"Wendepunkt" Nordkirche richtet Beratungsstelle für Missbrauchsopfer ein

22.11.2014 · Lübeck-Travemünde.

Die Nordkirche hat eine Beratungsstelle für Opfer von sexueller Gewalt ins Leben gerufen. Die Unabhängige Ansprechstelle UNA des Vereins "Wendepunkt" habe ihre Arbeit in diesen Tagen aufgenommen, gab die Hamburger Bischöfin Kirsten Fehrs am Freitag während der Synode in Lübeck-Travemünde bekannt. Die Beratungsstelle hat ihren Sitz in Elmshorn (bei Hamburg) und ist telefonisch unter 0800/0220099 und im Internet unter www.wendepunkt-ev.de/una erreichbar.

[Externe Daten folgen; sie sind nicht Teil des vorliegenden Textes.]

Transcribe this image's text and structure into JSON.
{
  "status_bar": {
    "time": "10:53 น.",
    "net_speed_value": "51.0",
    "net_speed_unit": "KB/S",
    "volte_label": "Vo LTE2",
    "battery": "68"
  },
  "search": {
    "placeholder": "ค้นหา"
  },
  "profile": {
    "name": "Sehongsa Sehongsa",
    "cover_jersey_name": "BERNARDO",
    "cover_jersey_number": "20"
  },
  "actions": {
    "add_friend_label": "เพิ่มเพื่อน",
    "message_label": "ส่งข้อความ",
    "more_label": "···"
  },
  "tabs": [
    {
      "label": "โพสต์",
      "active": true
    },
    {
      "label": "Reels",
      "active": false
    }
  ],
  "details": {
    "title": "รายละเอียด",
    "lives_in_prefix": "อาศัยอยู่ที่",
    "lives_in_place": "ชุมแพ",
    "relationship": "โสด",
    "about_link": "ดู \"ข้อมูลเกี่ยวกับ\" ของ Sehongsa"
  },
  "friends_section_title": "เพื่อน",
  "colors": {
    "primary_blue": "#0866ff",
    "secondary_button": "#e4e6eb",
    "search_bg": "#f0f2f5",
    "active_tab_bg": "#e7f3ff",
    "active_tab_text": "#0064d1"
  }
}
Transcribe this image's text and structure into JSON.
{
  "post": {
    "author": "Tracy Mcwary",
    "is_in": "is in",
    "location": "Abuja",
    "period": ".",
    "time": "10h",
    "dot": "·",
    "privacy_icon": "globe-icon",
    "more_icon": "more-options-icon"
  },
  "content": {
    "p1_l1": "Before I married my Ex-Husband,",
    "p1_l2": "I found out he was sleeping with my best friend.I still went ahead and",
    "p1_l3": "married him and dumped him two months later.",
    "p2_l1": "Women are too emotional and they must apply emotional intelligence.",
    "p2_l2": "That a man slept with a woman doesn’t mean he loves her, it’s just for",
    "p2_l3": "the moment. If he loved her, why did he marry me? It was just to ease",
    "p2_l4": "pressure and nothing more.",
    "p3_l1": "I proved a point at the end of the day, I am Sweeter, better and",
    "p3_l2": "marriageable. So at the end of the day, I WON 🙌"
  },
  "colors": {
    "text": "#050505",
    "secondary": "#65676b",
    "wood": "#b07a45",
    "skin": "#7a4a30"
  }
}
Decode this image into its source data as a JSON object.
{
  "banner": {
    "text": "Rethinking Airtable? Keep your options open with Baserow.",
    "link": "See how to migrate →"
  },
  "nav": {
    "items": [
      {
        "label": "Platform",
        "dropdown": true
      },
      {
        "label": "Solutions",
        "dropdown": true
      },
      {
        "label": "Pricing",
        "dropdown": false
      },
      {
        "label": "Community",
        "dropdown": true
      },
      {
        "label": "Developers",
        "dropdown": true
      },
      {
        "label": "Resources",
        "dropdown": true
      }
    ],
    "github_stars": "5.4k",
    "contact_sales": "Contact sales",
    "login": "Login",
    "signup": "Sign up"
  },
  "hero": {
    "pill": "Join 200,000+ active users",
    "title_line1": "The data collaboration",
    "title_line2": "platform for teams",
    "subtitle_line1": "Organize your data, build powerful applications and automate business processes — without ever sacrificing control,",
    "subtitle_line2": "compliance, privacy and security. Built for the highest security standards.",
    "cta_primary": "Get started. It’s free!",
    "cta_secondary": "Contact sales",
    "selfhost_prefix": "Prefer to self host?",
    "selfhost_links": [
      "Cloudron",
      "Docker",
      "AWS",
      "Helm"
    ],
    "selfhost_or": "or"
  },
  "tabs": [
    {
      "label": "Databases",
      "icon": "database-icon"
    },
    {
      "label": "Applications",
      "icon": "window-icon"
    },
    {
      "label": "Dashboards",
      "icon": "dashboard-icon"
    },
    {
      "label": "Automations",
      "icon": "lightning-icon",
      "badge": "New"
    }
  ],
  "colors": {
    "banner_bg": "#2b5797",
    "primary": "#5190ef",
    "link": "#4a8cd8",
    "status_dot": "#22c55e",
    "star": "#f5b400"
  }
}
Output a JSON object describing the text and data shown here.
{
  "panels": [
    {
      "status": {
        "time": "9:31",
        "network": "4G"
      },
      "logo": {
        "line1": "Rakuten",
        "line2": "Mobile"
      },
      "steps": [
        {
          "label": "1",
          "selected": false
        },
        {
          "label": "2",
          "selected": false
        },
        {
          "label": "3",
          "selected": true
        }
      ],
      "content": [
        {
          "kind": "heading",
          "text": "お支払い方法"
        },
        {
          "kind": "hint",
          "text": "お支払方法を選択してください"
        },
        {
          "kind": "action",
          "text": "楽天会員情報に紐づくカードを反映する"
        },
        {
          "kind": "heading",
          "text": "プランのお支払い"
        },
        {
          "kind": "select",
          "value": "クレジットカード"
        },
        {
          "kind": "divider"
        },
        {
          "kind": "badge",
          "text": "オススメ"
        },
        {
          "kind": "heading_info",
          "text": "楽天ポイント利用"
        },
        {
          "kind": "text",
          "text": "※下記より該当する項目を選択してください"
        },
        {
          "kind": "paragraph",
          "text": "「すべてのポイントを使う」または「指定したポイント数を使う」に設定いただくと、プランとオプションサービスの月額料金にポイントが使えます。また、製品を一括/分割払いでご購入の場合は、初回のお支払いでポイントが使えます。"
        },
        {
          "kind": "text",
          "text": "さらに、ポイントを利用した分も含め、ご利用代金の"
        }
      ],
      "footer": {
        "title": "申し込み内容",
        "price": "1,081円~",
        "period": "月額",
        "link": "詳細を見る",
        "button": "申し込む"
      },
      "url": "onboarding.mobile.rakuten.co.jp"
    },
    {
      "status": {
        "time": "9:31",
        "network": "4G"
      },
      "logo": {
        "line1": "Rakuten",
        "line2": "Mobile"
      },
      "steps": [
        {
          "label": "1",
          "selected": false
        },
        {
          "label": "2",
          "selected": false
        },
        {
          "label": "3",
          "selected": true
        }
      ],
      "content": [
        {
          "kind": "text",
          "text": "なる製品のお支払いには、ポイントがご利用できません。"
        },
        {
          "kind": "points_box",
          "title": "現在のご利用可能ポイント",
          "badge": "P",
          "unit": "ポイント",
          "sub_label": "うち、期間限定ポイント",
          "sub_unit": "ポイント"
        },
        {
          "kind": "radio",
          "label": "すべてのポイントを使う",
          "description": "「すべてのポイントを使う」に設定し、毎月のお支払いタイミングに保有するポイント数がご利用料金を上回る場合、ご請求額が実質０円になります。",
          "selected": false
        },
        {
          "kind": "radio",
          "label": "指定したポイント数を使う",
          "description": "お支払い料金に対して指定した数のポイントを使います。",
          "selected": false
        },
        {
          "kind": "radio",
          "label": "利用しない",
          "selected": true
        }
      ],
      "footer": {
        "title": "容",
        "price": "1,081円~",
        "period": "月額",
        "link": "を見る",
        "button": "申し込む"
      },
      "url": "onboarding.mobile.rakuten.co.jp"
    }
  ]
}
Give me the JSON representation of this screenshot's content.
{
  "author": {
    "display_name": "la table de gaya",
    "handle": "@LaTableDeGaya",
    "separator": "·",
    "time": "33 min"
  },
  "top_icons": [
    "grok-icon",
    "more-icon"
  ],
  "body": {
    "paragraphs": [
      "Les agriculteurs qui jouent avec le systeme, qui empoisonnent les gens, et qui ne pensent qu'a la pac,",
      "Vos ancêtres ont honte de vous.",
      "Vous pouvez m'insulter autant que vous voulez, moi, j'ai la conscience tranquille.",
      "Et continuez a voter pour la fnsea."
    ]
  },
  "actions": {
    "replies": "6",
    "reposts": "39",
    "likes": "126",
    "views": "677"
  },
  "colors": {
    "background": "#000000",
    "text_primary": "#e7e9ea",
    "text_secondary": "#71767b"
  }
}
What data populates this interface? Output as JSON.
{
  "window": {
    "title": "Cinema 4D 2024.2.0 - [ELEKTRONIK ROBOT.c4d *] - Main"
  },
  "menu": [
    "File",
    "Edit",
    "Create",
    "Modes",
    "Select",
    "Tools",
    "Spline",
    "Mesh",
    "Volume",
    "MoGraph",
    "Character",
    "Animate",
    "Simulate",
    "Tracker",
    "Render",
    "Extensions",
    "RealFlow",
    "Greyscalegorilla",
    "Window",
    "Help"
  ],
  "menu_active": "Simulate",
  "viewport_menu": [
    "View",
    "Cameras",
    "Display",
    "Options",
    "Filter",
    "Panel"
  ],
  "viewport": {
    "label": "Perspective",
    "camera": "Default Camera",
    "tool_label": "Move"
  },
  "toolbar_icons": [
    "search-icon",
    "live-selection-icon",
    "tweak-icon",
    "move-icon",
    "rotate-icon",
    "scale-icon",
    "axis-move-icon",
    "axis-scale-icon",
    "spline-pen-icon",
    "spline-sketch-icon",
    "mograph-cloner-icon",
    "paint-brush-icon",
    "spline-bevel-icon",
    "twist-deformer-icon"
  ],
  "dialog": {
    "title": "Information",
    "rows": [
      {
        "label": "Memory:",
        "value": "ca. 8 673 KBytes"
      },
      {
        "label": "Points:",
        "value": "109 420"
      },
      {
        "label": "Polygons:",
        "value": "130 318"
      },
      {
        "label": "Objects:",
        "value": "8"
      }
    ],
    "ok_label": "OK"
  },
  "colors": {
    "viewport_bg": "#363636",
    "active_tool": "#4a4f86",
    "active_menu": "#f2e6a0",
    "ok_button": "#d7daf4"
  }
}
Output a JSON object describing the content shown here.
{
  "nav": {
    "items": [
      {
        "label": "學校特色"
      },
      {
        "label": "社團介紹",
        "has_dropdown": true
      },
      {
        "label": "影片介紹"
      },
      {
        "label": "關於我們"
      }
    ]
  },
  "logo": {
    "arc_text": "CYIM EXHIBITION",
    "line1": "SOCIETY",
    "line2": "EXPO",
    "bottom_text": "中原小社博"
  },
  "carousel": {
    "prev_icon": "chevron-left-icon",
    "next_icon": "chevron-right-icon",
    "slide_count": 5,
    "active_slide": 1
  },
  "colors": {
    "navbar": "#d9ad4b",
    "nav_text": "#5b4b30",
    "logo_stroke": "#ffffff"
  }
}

Die neue Beratungsstelle sei kirchenunabhängig und niedrigschwellig, sagte Fehrs. Hier werde den Opfern erst einmal zugehört, um sie aus der Sprachlosigkeit des Schocks herauskommen zu lassen. Später würden dann behutsam nächste Schritte erörtert. Wichtiges Ziel sei dabei, weitere Übergriffe zu verhindern. Erst danach müssten Fragen geklärt werden nach einer passenden Therapie oder den Konsequenzen für Täter und Leitungsgremien der Kirche.

"Wendepunkt" widmet sich seit 1991 dem Opferschutz und hat derzeit 34 Mitarbeitende. Die Beratung sei anonym und verpflichte nicht zur Anzeige, sagte Geschäftsführerin Ingrid Kohlschmitt. Die Ansprechstelle sei offen für Opfer von sexuellem Missbrauch, aber auch für Anfragen von Eltern und Freunden. Die Nordkirche unterstützt die Arbeit jährlich mit 25.000 Euro.  

Die Kirchenleitung hatte im Oktober einen Zehn-Punkte-Plan gegen sexuellen Missbrauch erarbeitet. Sie reagierte damit auf den 500 Seiten starken Abschlussbericht der Unabhängigen Kommission, der auch die Missbrauchsfälle in der Kirchengemeinde Ahrensburg (bei Hamburg) aufgearbeitet hat. Unter anderem soll es neue Richtlinien für die Kinder- und Jugendarbeit geben. Neben einem erweiterten Führungszeugnis soll festgeschrieben werden, dass sexuelle Beziehungen zwischen Jugendlichen und Mitarbeitenden strikt verboten sind.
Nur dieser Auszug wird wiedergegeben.